Four CN Towers out of five.

Friday, September 14, 2012

Cities of Refuge by Michael Helm


This novel was a new one for me in terms of this project, because of the way it used Toronto as a setting not by name-checking buildings or intersections, or tapping into the general vibe of the city, but by setting the story in Toronto by virtue of it being the home of so many refugees, undocumented people, and desperate outsiders. The main theme is taking refuge from one's past, claiming a safe space to avoid facing judgement and punishment for crimes of varying - and arguable - severity.

The title comes from the Bible, where the cities of refuge were places where killers could claim asylum. The novel's protagonist, Kim, volunteers at an organization called GROUND that helps refugees with more desperate cases who were refused by government agencies. Some of these people have violent backgrounds, complicated by the political situations of their countries of origin. Some of them are dangerous people, although Kim clearly believes passionately in the work and doesn't see it as a dangerous place for her to be.

The novel starts with a violent attack; Kim is followed, attacked, and nearly killed. She is understandably haunted by the incident, and takes refuge (!) from the world while the people around her struggle to deal with the implications of the attack. Her estranged father believes that it was one of her clients at GROUND, someone who they could not help and who decided to take revenge; or perhaps who was just a dangerous person who missed the taste of blood. Kim reads xenophobia and paranoia into her father's theory, but as it turns out, (somewhat spoiler alert!) this book is really about Harold (the father), and the crime in his past from which he is seeking asylum.

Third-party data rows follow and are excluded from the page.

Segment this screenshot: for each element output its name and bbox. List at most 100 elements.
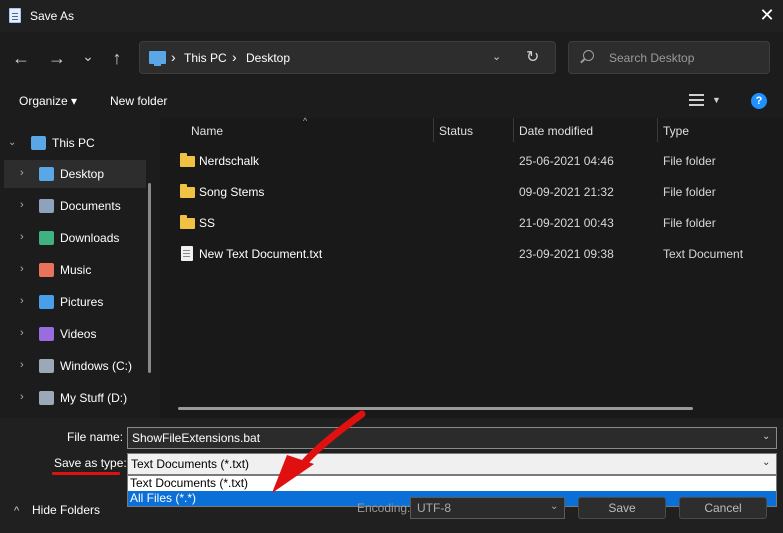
nav-pane-scrollbar[interactable] [148, 183, 151, 373]
file-date-modified: 21-09-2021 00:43 [519, 216, 614, 230]
file-date-modified: 23-09-2021 09:38 [519, 247, 614, 261]
save-as-type-select[interactable]: Text Documents (*.txt) [127, 453, 777, 475]
new-folder-button[interactable]: New folder [110, 94, 167, 108]
file-type: File folder [663, 216, 716, 230]
view-options-caret-icon[interactable]: ▼ [712, 95, 721, 105]
sidebar-item-label: Windows (C:) [60, 359, 133, 373]
recent-locations-button[interactable]: ⌄ [75, 43, 101, 69]
column-header-type[interactable]: Type [663, 124, 689, 138]
sidebar-item-downloads[interactable]: › Downloads [4, 224, 146, 252]
videos-icon [39, 327, 54, 341]
encoding-select[interactable]: UTF-8 [410, 497, 565, 519]
pc-icon [31, 136, 46, 150]
sidebar-item-label: Videos [60, 327, 97, 341]
sidebar-item-label: Pictures [60, 295, 104, 309]
help-icon[interactable]: ? [751, 93, 767, 109]
chevron-down-icon[interactable]: ⌄ [762, 431, 770, 442]
sidebar-item-label: Downloads [60, 231, 120, 245]
notepad-icon [9, 8, 21, 23]
sidebar-item-label: Desktop [60, 167, 105, 181]
folder-icon [180, 153, 195, 167]
file-name-input[interactable]: ShowFileExtensions.bat [127, 427, 777, 449]
sidebar-item-videos[interactable]: › Videos [4, 320, 146, 348]
file-type: File folder [663, 185, 716, 199]
column-divider[interactable] [433, 118, 434, 142]
chevron-right-icon[interactable]: › [20, 327, 24, 339]
file-name: New Text Document.txt [199, 247, 323, 261]
horizontal-scrollbar[interactable] [178, 407, 693, 410]
sidebar-item-documents[interactable]: › Documents [4, 192, 146, 220]
search-input[interactable]: Search Desktop [568, 41, 770, 74]
chevron-down-icon[interactable]: ⌄ [762, 457, 770, 468]
breadcrumb-separator: › [171, 49, 176, 65]
sidebar-item-label: My Stuff (D:) [60, 391, 128, 405]
file-name: Nerdschalk [199, 154, 260, 168]
folder-icon [180, 215, 195, 229]
sidebar-item-windows-c[interactable]: › Windows (C:) [4, 352, 146, 380]
text-file-icon [181, 246, 193, 261]
sidebar-item-my-stuff-d[interactable]: › My Stuff (D:) [4, 384, 146, 412]
pictures-icon [39, 295, 54, 309]
chevron-right-icon[interactable]: › [20, 263, 24, 275]
file-row[interactable]: Song Stems 09-09-2021 21:32 File folder [176, 177, 776, 208]
file-row[interactable]: SS 21-09-2021 00:43 File folder [176, 208, 776, 239]
cancel-button[interactable]: Cancel [679, 497, 767, 519]
desktop-icon [39, 167, 54, 181]
chevron-down-icon[interactable]: ⌄ [550, 501, 558, 512]
back-button[interactable]: ← [8, 45, 34, 71]
annotation-underline [52, 472, 120, 475]
chevron-right-icon[interactable]: › [20, 167, 24, 179]
hide-folders-button[interactable]: Hide Folders [32, 503, 100, 517]
file-row[interactable]: Nerdschalk 25-06-2021 04:46 File folder [176, 146, 776, 177]
sidebar-item-pictures[interactable]: › Pictures [4, 288, 146, 316]
up-button[interactable]: ↑ [104, 45, 130, 71]
file-date-modified: 25-06-2021 04:46 [519, 154, 614, 168]
documents-icon [39, 199, 54, 213]
file-name: SS [199, 216, 216, 230]
file-row[interactable]: New Text Document.txt 23-09-2021 09:38 Tex… [176, 239, 776, 270]
window-title: Save As [30, 9, 75, 23]
downloads-icon [39, 231, 54, 245]
chevron-up-icon[interactable]: ^ [14, 505, 19, 517]
refresh-icon[interactable]: ↻ [526, 47, 539, 67]
encoding-label: Encoding: [357, 501, 411, 515]
column-header-date-modified[interactable]: Date modified [519, 124, 593, 138]
sort-ascending-icon: ^ [303, 116, 308, 126]
column-header-status[interactable]: Status [439, 124, 473, 138]
chevron-right-icon[interactable]: › [20, 295, 24, 307]
drive-c-icon [39, 359, 54, 373]
tree-item-label: This PC [52, 136, 95, 150]
chevron-right-icon[interactable]: › [20, 199, 24, 211]
file-date-modified: 09-09-2021 21:32 [519, 185, 614, 199]
breadcrumb-separator: › [232, 49, 237, 65]
file-list: ^ Name Status Date modified Type Nerdsch… [160, 116, 783, 418]
breadcrumb-desktop[interactable]: Desktop [246, 51, 290, 65]
close-button[interactable]: ✕ [755, 4, 779, 28]
column-divider[interactable] [657, 118, 658, 142]
chevron-right-icon[interactable]: › [20, 391, 24, 403]
file-name: Song Stems [199, 185, 265, 199]
music-icon [39, 263, 54, 277]
view-options-icon[interactable] [689, 94, 704, 106]
address-bar[interactable]: › This PC › Desktop ⌄ ↻ [139, 41, 556, 74]
save-as-type-label: Save as type: [54, 456, 127, 470]
pc-icon [149, 51, 166, 66]
file-name-label: File name: [67, 430, 124, 444]
sidebar-item-label: Documents [60, 199, 121, 213]
chevron-right-icon[interactable]: › [20, 359, 24, 371]
sidebar-item-music[interactable]: › Music [4, 256, 146, 284]
organize-button[interactable]: Organize ▾ [19, 94, 77, 108]
save-button[interactable]: Save [578, 497, 666, 519]
dropdown-option-text-documents[interactable]: Text Documents (*.txt) [128, 476, 776, 491]
sidebar-item-desktop[interactable]: › Desktop [4, 160, 146, 188]
column-header-name[interactable]: Name [191, 124, 223, 138]
forward-button[interactable]: → [44, 45, 70, 71]
chevron-down-icon[interactable]: ⌄ [8, 137, 16, 148]
folder-icon [180, 184, 195, 198]
breadcrumb-this-pc[interactable]: This PC [184, 51, 227, 65]
file-type: Text Document [663, 247, 744, 261]
chevron-down-icon[interactable]: ⌄ [492, 50, 501, 63]
tree-item-this-pc[interactable]: ⌄ This PC [0, 129, 142, 157]
chevron-right-icon[interactable]: › [20, 231, 24, 243]
column-divider[interactable] [513, 118, 514, 142]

The thing about the cities of refuge is that their protection can only ever be temporary, and the attack serves as a trigger for Kim to begin to unravel her father's past, while he struggles desperately to find her attacker, I guess to redeem himself? Or possibly protect himself? It's...complicated.

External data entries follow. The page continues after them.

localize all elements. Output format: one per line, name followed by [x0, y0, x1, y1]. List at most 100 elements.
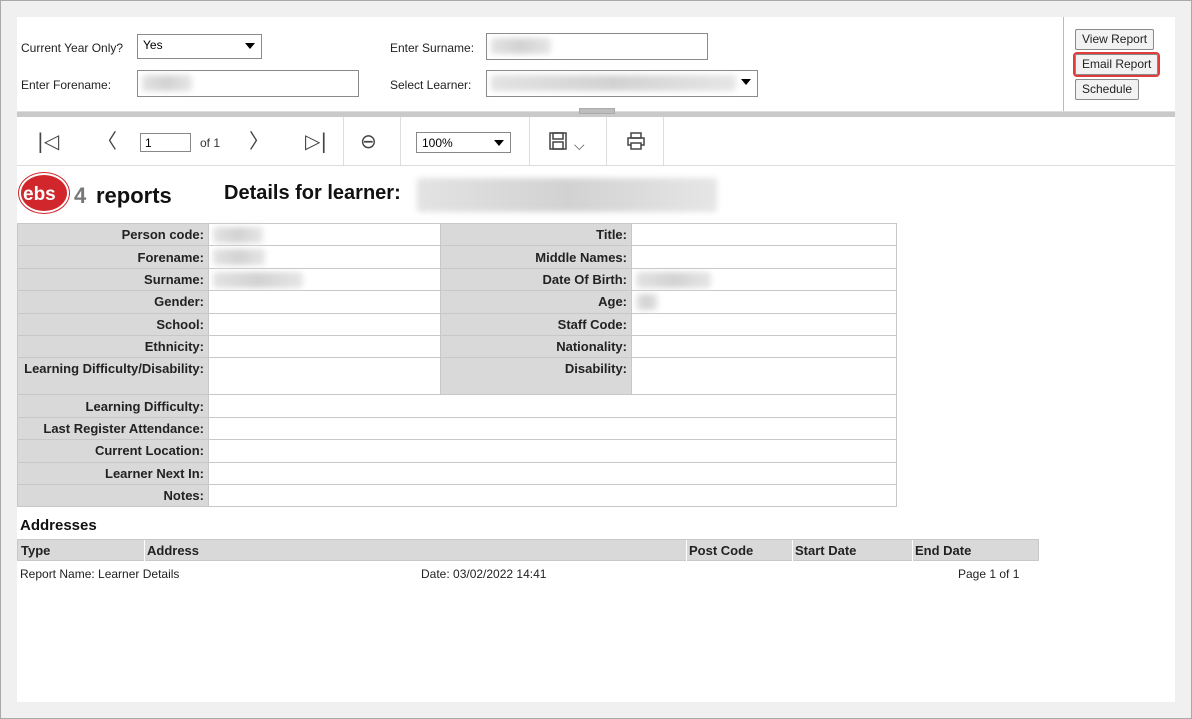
gender-value	[208, 290, 441, 314]
forename-field-label: Forename:	[17, 245, 209, 269]
table-row: Learning Difficulty:	[17, 394, 897, 418]
page-title: Details for learner:	[224, 182, 401, 204]
next-page-icon[interactable]: 〉	[249, 131, 269, 151]
last-register-label: Last Register Attendance:	[17, 416, 209, 441]
ldd-value	[208, 357, 441, 396]
notes-label: Notes:	[17, 483, 209, 508]
table-row: Ethnicity: Nationality:	[17, 334, 897, 359]
middle-names-value	[631, 245, 897, 269]
schedule-button[interactable]: Schedule	[1075, 79, 1140, 100]
print-icon[interactable]	[626, 131, 646, 154]
logo-reports: reports	[96, 183, 172, 208]
zoom-value: 100%	[422, 136, 453, 150]
current-location-label: Current Location:	[17, 439, 209, 463]
staff-code-label: Staff Code:	[440, 312, 632, 336]
last-register-value	[208, 416, 897, 441]
chevron-down-icon	[741, 79, 751, 85]
report-viewer: Current Year Only? Yes Enter Forename: E…	[17, 17, 1175, 702]
column-header-start-date: Start Date	[795, 543, 857, 558]
nationality-value	[631, 334, 897, 359]
middle-names-label: Middle Names:	[440, 245, 632, 269]
toolbar-divider	[663, 117, 664, 165]
surname-field-label: Surname:	[17, 267, 209, 292]
nationality-label: Nationality:	[440, 334, 632, 359]
redacted-forename	[142, 75, 192, 91]
dob-value	[631, 267, 897, 292]
column-header-end-date: End Date	[915, 543, 972, 558]
addresses-table-header: Type Address Post Code Start Date End Da…	[17, 539, 1039, 562]
learning-difficulty-label: Learning Difficulty:	[17, 394, 209, 418]
view-report-button[interactable]: View Report	[1075, 29, 1155, 50]
column-header-post-code: Post Code	[689, 543, 754, 558]
addresses-heading: Addresses	[20, 517, 97, 534]
learner-details-table: Person code: Title: Forename: Middle Nam…	[17, 222, 897, 508]
title-value	[631, 222, 897, 247]
title-label: Title:	[440, 222, 632, 247]
column-header-type: Type	[21, 543, 51, 558]
staff-code-value	[631, 312, 897, 336]
ethnicity-label: Ethnicity:	[17, 334, 209, 359]
ldd-label: Learning Difficulty/Disability:	[17, 357, 209, 396]
school-label: School:	[17, 312, 209, 336]
redacted-learner	[491, 75, 736, 91]
page-number-input[interactable]	[140, 133, 191, 152]
report-toolbar: |◁ 〈 of 1 〉 ▷| ⊖ 100% ⌵	[17, 117, 1175, 166]
table-row: Learning Difficulty/Disability: Disabili…	[17, 357, 897, 396]
surname-input[interactable]	[486, 33, 708, 60]
notes-value	[208, 483, 897, 508]
chevron-down-icon	[245, 43, 255, 49]
learner-label: Select Learner:	[390, 78, 472, 92]
report-name: Report Name: Learner Details	[20, 567, 180, 581]
learning-difficulty-value	[208, 394, 897, 418]
last-page-icon[interactable]: ▷|	[305, 131, 327, 151]
table-row: Surname: Date Of Birth:	[17, 267, 897, 292]
person-code-label: Person code:	[17, 222, 209, 247]
table-row: Person code: Title:	[17, 222, 897, 247]
redacted-learner-name	[417, 178, 717, 212]
toolbar-divider	[400, 117, 401, 165]
table-row: Forename: Middle Names:	[17, 245, 897, 269]
chevron-down-icon[interactable]: ⌵	[574, 136, 585, 156]
current-year-value: Yes	[143, 38, 163, 52]
forename-input[interactable]	[137, 70, 359, 97]
column-header-address: Address	[147, 543, 200, 558]
person-code-value	[208, 222, 441, 247]
previous-page-icon[interactable]: 〈	[97, 131, 117, 151]
gender-label: Gender:	[17, 290, 209, 314]
age-value	[631, 290, 897, 314]
email-report-button[interactable]: Email Report	[1072, 52, 1161, 77]
page-indicator: Page 1 of 1	[958, 567, 1020, 581]
parameters-area: Current Year Only? Yes Enter Forename: E…	[17, 17, 1175, 112]
logo-text: ebs	[23, 184, 56, 205]
forename-value	[208, 245, 441, 269]
table-row: Gender: Age:	[17, 290, 897, 314]
surname-value	[208, 267, 441, 292]
back-icon[interactable]: ⊖	[360, 131, 377, 151]
toolbar-divider	[343, 117, 344, 165]
save-icon[interactable]	[548, 131, 568, 154]
toolbar-divider	[606, 117, 607, 165]
report-buttons: View Report Email Report Schedule	[1063, 17, 1175, 111]
ethnicity-value	[208, 334, 441, 359]
current-year-select[interactable]: Yes	[137, 34, 262, 59]
page-count-label: of 1	[200, 136, 221, 150]
dob-label: Date Of Birth:	[440, 267, 632, 292]
surname-label: Enter Surname:	[390, 41, 475, 55]
current-location-value	[208, 439, 897, 463]
report-date: Date: 03/02/2022 14:41	[421, 567, 547, 581]
table-row: Learner Next In:	[17, 461, 897, 485]
table-row: Last Register Attendance:	[17, 416, 897, 441]
school-value	[208, 312, 441, 336]
redacted-surname	[491, 38, 551, 54]
logo-number: 4	[74, 183, 87, 208]
table-row: Notes:	[17, 483, 897, 508]
toolbar-divider	[529, 117, 530, 165]
first-page-icon[interactable]: |◁	[37, 131, 59, 151]
table-row: School: Staff Code:	[17, 312, 897, 336]
chevron-down-icon	[494, 140, 504, 146]
collapse-parameters-handle[interactable]	[579, 108, 615, 114]
zoom-select[interactable]: 100%	[416, 132, 511, 153]
age-label: Age:	[440, 290, 632, 314]
disability-value	[631, 357, 897, 396]
learner-select[interactable]	[486, 70, 758, 97]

First of all, the story here is great. I love this underused and gritty way of looking at Toronto. I really loved the characters, particularly Kim, Harold, and Kim's mother Marian - they are all complicated, flawed and introspective people and we spend a lot of time inside their heads. The plot is clever and uses all those wonderful literary conventions to great effect. But.

Holy shit is it flowery. The language is like poetry - it's lovely, but page after page with just abstract interpretations and nearly incomprehensible philosophical tangents really wears you down. I would have adored this book if it was just the story, written well. And Helm is a good writer. I just feel like - if you want to write poetry, write poetry. This is a novel. Not a poem.

I don't have an issue with poetic writing - see my review of the amazing Consolation - but there's a line that needs to be drawn, and reading this book made me feel exhausted. I just wanted to put it down and scream "Just say what you mean!!". I know some people will enjoy the writing style and to them I highly recommend it. But I don't think I can read another book of his, which for me is the deciding factor: would I look for this author's work again?

Unfortunately, I would not. This is another one of those "good book, not my thing" situations, so I'm going to give it three CN Towers out of five.